For Obama, I see the memos' release as a way to obviate the truth commission route (full disclosure up front, and a decision not to prosecute ex post facto), which I do see as overkill.

So, to me, this is an inoculation strategy. Obama is done with torture, done with black sites, done with Gitmo and has clarified the rendition process somewhat while keeping it operative (we are going to want to send certain suspects back to their home countries; the big question will be whether or not it's done with a clear mind to performing torture by proxy, something Obama indicates will not be the case, but there's clear wiggle room there). He has also indicated a desire to get America back in line with the International Criminal Court. I judge the sum total of these changes as reasonable and warranted and sufficient at this time.

3:24AM

Why not be influenced by other nations?

ARTICLE: Obama nominee touches a nerve in conservatives, By Joseph Williams, Boston Globe, April 21, 2009

I know this bit really offends the constitutional purists, but I like a guy (both for State and possibly the Supreme Court) who says American law should be willing to take influences from other nations' law and international law. To me, that's an essential harmonization issue that cannot always be slated unidirectionally.

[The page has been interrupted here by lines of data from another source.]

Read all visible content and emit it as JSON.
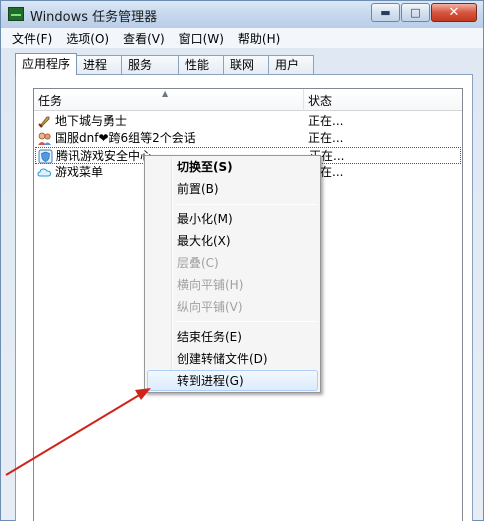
{
  "window": {
    "title": "Windows 任务管理器"
  },
  "titlebar_buttons": {
    "minimize": "▬",
    "maximize": "□",
    "close": "✕"
  },
  "menubar": {
    "items": [
      {
        "label": "文件(F)"
      },
      {
        "label": "选项(O)"
      },
      {
        "label": "查看(V)"
      },
      {
        "label": "窗口(W)"
      },
      {
        "label": "帮助(H)"
      }
    ]
  },
  "tabs": [
    {
      "label": "应用程序",
      "active": true
    },
    {
      "label": "进程"
    },
    {
      "label": "服务"
    },
    {
      "label": "性能"
    },
    {
      "label": "联网"
    },
    {
      "label": "用户"
    }
  ],
  "list": {
    "columns": {
      "task": "任务",
      "status": "状态"
    },
    "rows": [
      {
        "name": "地下城与勇士",
        "status": "正在...",
        "icon": "sword-icon"
      },
      {
        "name": "国服dnf❤跨6组等2个会话",
        "status": "正在...",
        "icon": "chat-contacts-icon"
      },
      {
        "name": "腾讯游戏安全中心",
        "status": "正在...",
        "icon": "shield-icon",
        "selected": true
      },
      {
        "name": "游戏菜单",
        "status": "正在...",
        "icon": "cloud-icon"
      }
    ]
  },
  "context_menu": {
    "items": [
      {
        "label": "切换至(S)",
        "bold": true
      },
      {
        "label": "前置(B)"
      },
      {
        "label": "最小化(M)"
      },
      {
        "label": "最大化(X)"
      },
      {
        "label": "层叠(C)",
        "disabled": true
      },
      {
        "label": "横向平铺(H)",
        "disabled": true
      },
      {
        "label": "纵向平铺(V)",
        "disabled": true
      },
      {
        "label": "结束任务(E)"
      },
      {
        "label": "创建转储文件(D)"
      },
      {
        "label": "转到进程(G)",
        "highlighted": true
      }
    ]
  },
  "colors": {
    "accent": "#aecff7",
    "annotation_arrow": "#d0241b",
    "disabled_text": "#a0a0a0"
  }
}
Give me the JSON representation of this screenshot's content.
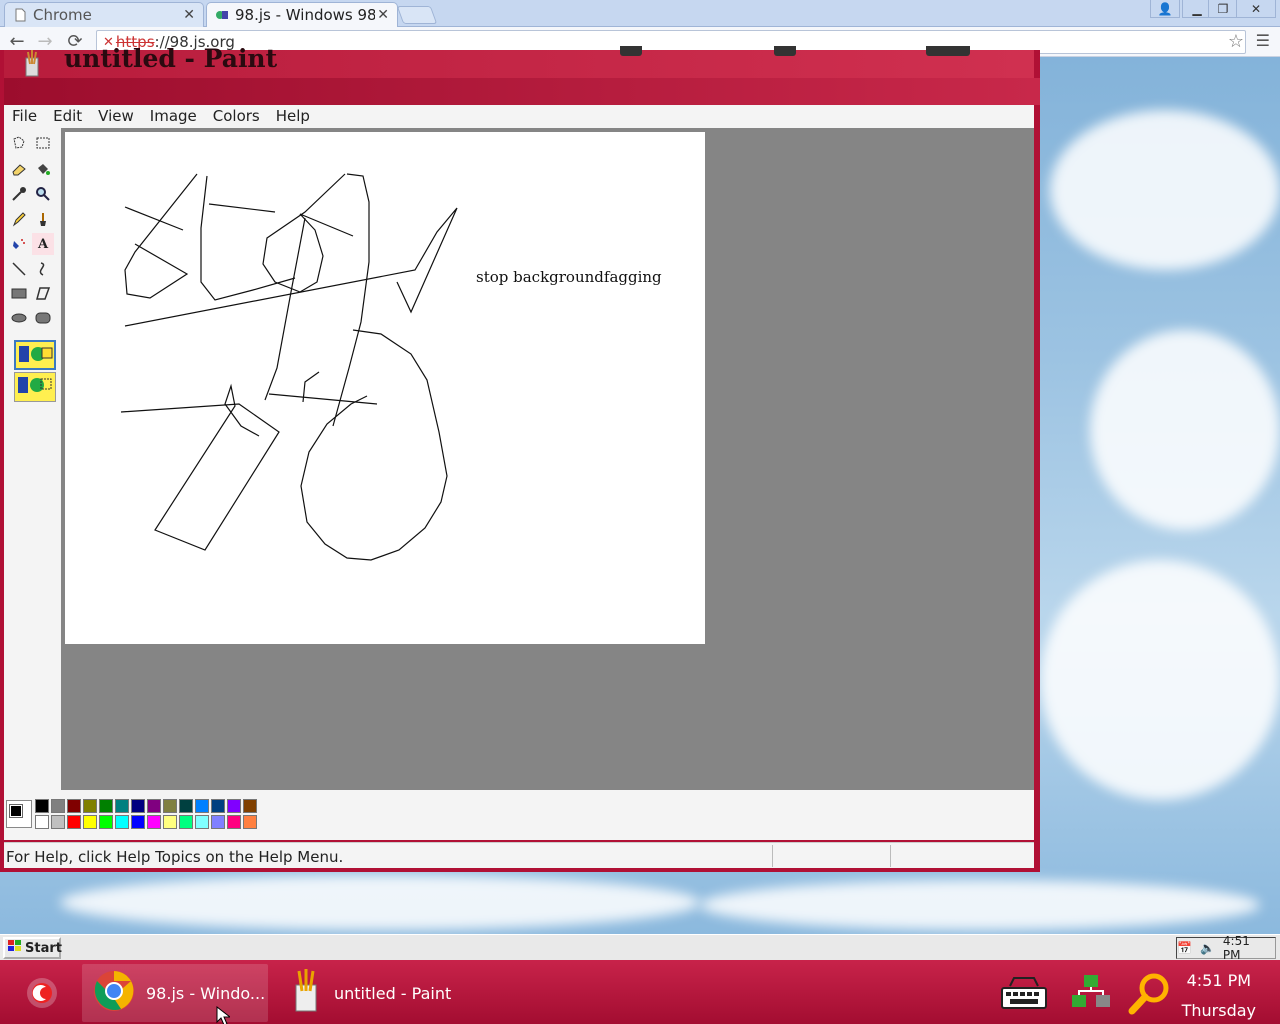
{
  "browser": {
    "tabs": [
      {
        "label": "Chrome",
        "active": false
      },
      {
        "label": "98.js - Windows 98",
        "active": true
      }
    ],
    "url_scheme": "https",
    "url_rest": "://98.js.org"
  },
  "paint": {
    "title": "untitled - Paint",
    "menu": [
      "File",
      "Edit",
      "View",
      "Image",
      "Colors",
      "Help"
    ],
    "canvas_text": "stop backgroundfagging",
    "status": "For Help, click Help Topics on the Help Menu.",
    "palette_top": [
      "#000000",
      "#808080",
      "#800000",
      "#808000",
      "#008000",
      "#008080",
      "#000080",
      "#800080",
      "#808040",
      "#004040",
      "#0080ff",
      "#004080",
      "#8000ff",
      "#804000"
    ],
    "palette_bottom": [
      "#ffffff",
      "#c0c0c0",
      "#ff0000",
      "#ffff00",
      "#00ff00",
      "#00ffff",
      "#0000ff",
      "#ff00ff",
      "#ffff80",
      "#00ff80",
      "#80ffff",
      "#8080ff",
      "#ff0080",
      "#ff8040"
    ]
  },
  "win98": {
    "start_label": "Start",
    "time": "4:51 PM"
  },
  "host": {
    "chrome_task": "98.js - Windo...",
    "paint_task": "untitled - Paint",
    "time": "4:51 PM",
    "day": "Thursday"
  }
}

Of course, even the purists would have to admit that we got our original laws largely from other nations, with big influences being Britain and the Dutch, John Locke, etc., so arguing for a firewall now strikes me as ahistoric.

FWIW, I made this argument in Great Powers too.

(Thanks: j ryan)

6:37AM

A new regular column online at Esquire.com

The experiment of filling in for John Richardson's Tuesday column the last two weeks was a success, as far as Esquire.com's chief editor was concerned.

So we talked about next steps yesterday and decided I will now write a weekly column online for Esquire.com. The first one will appear next Thursday, and I plan to make it about this trip to China.

3:55AM

Iranian political cipher

ARTICLE: Principlist clergy fail to endorse Ahmadinejad, (Iranian) Press TV, 23 Apr 2009

One is not so sure how to interpret this.

Clearly, Ahmadinejad has weakened his prospects by running such a bad economy. What this says is that his conservative backers fear he cannot win and so want to go in another direction in order to avoid having a "moderate" win.

But since Ahmadinejad has significantly strengthened the presidency, it's hard to say how "independent" his run would be--as in, does he need the Principlists' backing and machinery or can he muster something big on his own?

Still, a good sign that he's pretty weak. If the Supreme Leader signals any wavering, this could spell the end for him, and yet, Khamenei has done anything but up to now.

So, as usual, Iranian politics are opaque and uncertain.